Marion County Prosecutor Ryan Mears detailed the launch of the new Juvenile Second Chance Program with help from the Boys & Girls Clubs. His office has agreed to pay the nonprofit’s one-year standard membership fee for juveniles who have made a low-level, non-violent offense such as vandalism, curfew violations, or theft, among others.
“It’s so great when you can take a young person and have them connect with people who are truly invested in them and their future,” Mears said during a press conference.
This option, as opposed to entering the criminal justice system, will offer kids “a safe place where they experience positive interactions with adults.”
“Ultimately, I would rather spend money to provide this opportunity than prosecuting children for making mistakes,” Mears said. “We know that once children are introduced into the criminal justice system, it typically sets up a cycle of challenges and expectations that can impact their entire life. Instead, we want to help change behavior and give them opportunities to make better choices, which is a benefit for the entire community.”

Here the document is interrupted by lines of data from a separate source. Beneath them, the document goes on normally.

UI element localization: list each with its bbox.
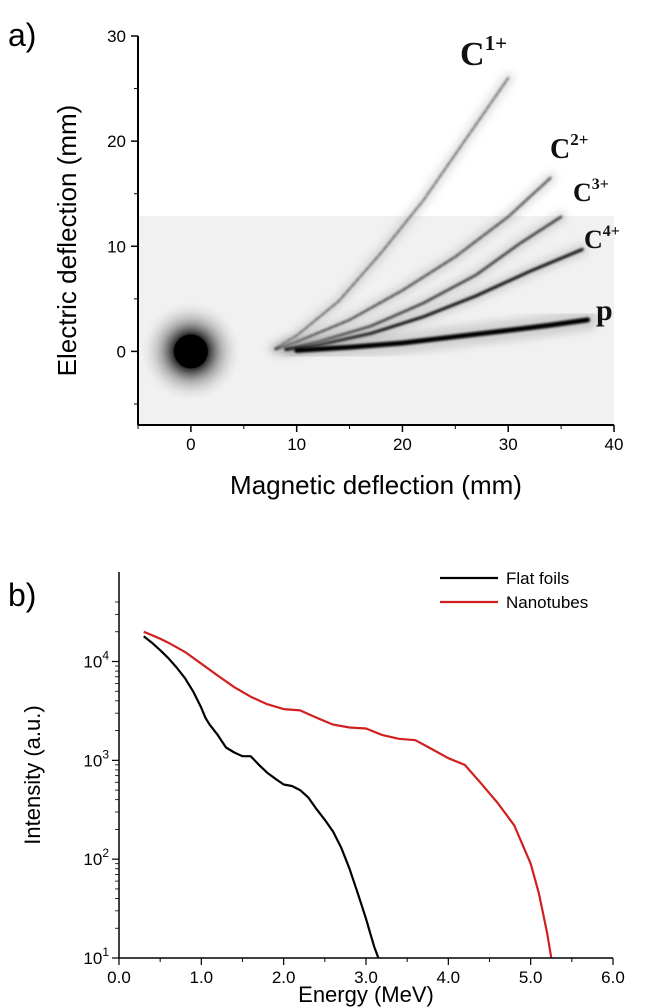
panel-a-x-tick-label: 10 bbox=[287, 435, 306, 454]
legend-label: Flat foils bbox=[506, 569, 569, 588]
ion-label-charge: 1+ bbox=[485, 31, 507, 55]
panel-a-y-tick-label: 0 bbox=[117, 342, 126, 361]
ion-label-charge: 4+ bbox=[603, 223, 620, 240]
panel-b-x-tick-label: 0.0 bbox=[107, 968, 131, 987]
panel-b-x-tick-label: 1.0 bbox=[190, 968, 214, 987]
ion-label-p: p bbox=[596, 294, 613, 327]
ion-label-symbol: C bbox=[573, 178, 592, 207]
panel-a-x-axis-title: Magnetic deflection (mm) bbox=[230, 470, 522, 500]
panel-b-x-tick-label: 6.0 bbox=[601, 968, 625, 987]
panel-a-x-tick-label: 0 bbox=[186, 435, 195, 454]
panel-a-plot bbox=[138, 72, 614, 425]
panel-a-label: a) bbox=[8, 17, 36, 53]
panel-a-y-axis-title: Electric deflection (mm) bbox=[52, 105, 82, 377]
panel-b-y-tick-label: 103 bbox=[83, 747, 109, 770]
panel-b-x-tick-label: 2.0 bbox=[272, 968, 296, 987]
panel-b-y-tick-label: 102 bbox=[83, 846, 109, 869]
ion-label-charge: 2+ bbox=[570, 130, 588, 149]
tick-base: 10 bbox=[83, 949, 102, 968]
panel-a-y-tick-label: 20 bbox=[107, 132, 126, 151]
track-p bbox=[285, 308, 599, 362]
ion-label-c3plus: C3+ bbox=[573, 176, 609, 207]
tick-exponent: 1 bbox=[102, 945, 109, 959]
ion-label-c4plus: C4+ bbox=[584, 223, 620, 254]
series-line-nanotubes bbox=[143, 630, 553, 958]
ion-label-symbol: C bbox=[584, 225, 603, 254]
panel-b-x-tick-label: 4.0 bbox=[437, 968, 461, 987]
panel-b-y-tick-label: 101 bbox=[83, 945, 109, 968]
series-line-flat-foils bbox=[143, 635, 380, 958]
tick-base: 10 bbox=[83, 850, 102, 869]
ion-label-symbol: C bbox=[460, 36, 485, 73]
panel-a-x-tick-label: 30 bbox=[499, 435, 518, 454]
panel-b-label: b) bbox=[8, 577, 36, 613]
ion-labels: C1+C2+C3+C4+p bbox=[460, 31, 620, 327]
panel-b-y-tick-label: 104 bbox=[83, 649, 109, 672]
panel-a-x-tick-label: 40 bbox=[605, 435, 624, 454]
panel-b-x-axis-title: Energy (MeV) bbox=[298, 982, 434, 1007]
panel-a-y-tick-label: 10 bbox=[107, 237, 126, 256]
ion-label-c2plus: C2+ bbox=[550, 130, 588, 165]
tick-exponent: 3 bbox=[102, 747, 109, 761]
ion-label-symbol: p bbox=[596, 294, 613, 327]
ion-tracks bbox=[269, 72, 599, 362]
panel-b-x-tick-label: 3.0 bbox=[354, 968, 378, 987]
tick-exponent: 2 bbox=[102, 846, 109, 860]
panel-b-x-tick-label: 5.0 bbox=[519, 968, 543, 987]
tick-base: 10 bbox=[83, 751, 102, 770]
ion-label-charge: 3+ bbox=[592, 176, 609, 193]
ion-label-c1plus: C1+ bbox=[460, 31, 507, 73]
zero-point-spot bbox=[173, 334, 208, 369]
legend-label: Nanotubes bbox=[506, 593, 588, 612]
panel-a-axes: 0 10 20 30 40 0 10 20 30 bbox=[107, 27, 623, 454]
panel-b-y-axis-title: Intensity (a.u.) bbox=[20, 705, 45, 844]
panel-b-plot bbox=[143, 630, 553, 958]
tick-exponent: 4 bbox=[102, 649, 109, 663]
legend: Flat foils Nanotubes bbox=[440, 569, 588, 612]
tick-base: 10 bbox=[83, 653, 102, 672]
panel-a-x-tick-label: 20 bbox=[393, 435, 412, 454]
ion-label-symbol: C bbox=[550, 134, 570, 165]
panel-a-y-tick-label: 30 bbox=[107, 27, 126, 46]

If they take advantage of the program, juveniles will be provided with a referral letter notifying them that they are being given a second chance to avoid the criminal justice system prior to a delinquency filing.
Eligibility will be determined on a case-by-case review and is intended for first time offenders.
“All of our youth deserve the opportunity to learn how to become responsible, caring citizens,” said Maggie A. Lewis, Boys & Girls Clubs of Indianapolis executive director and CEO. “Our long history serving the community and our team members ability to serve as mentors can help Club members gain a new perspective to positively impact their lives, the Club and the local community.”
Lewis said the primary focus remains “providing a safe and positive environment” to help the kids of Indianapolis build brighter futures. She said several referrals have already been submitted to the program and those kids are already getting plugged in.
“As the community seeks solutions for helping youth get on the right track, we look forward to serving as a resource for the Prosecutor’s Office and others working within the justice system to ensure that the kids who need us most have the opportunity to live a life that is filled with hope and opportunity,” Lewis said.
The Boys & Girls Clubs of Indianapolis will be able to track who is showing up to the program and when. But Mears said success in the program won’t be defined by how many days they attend.
A deputy prosecutor will be available to follow up with kids who aren’t taking advantage of the services and to work on educating them about available opportunities.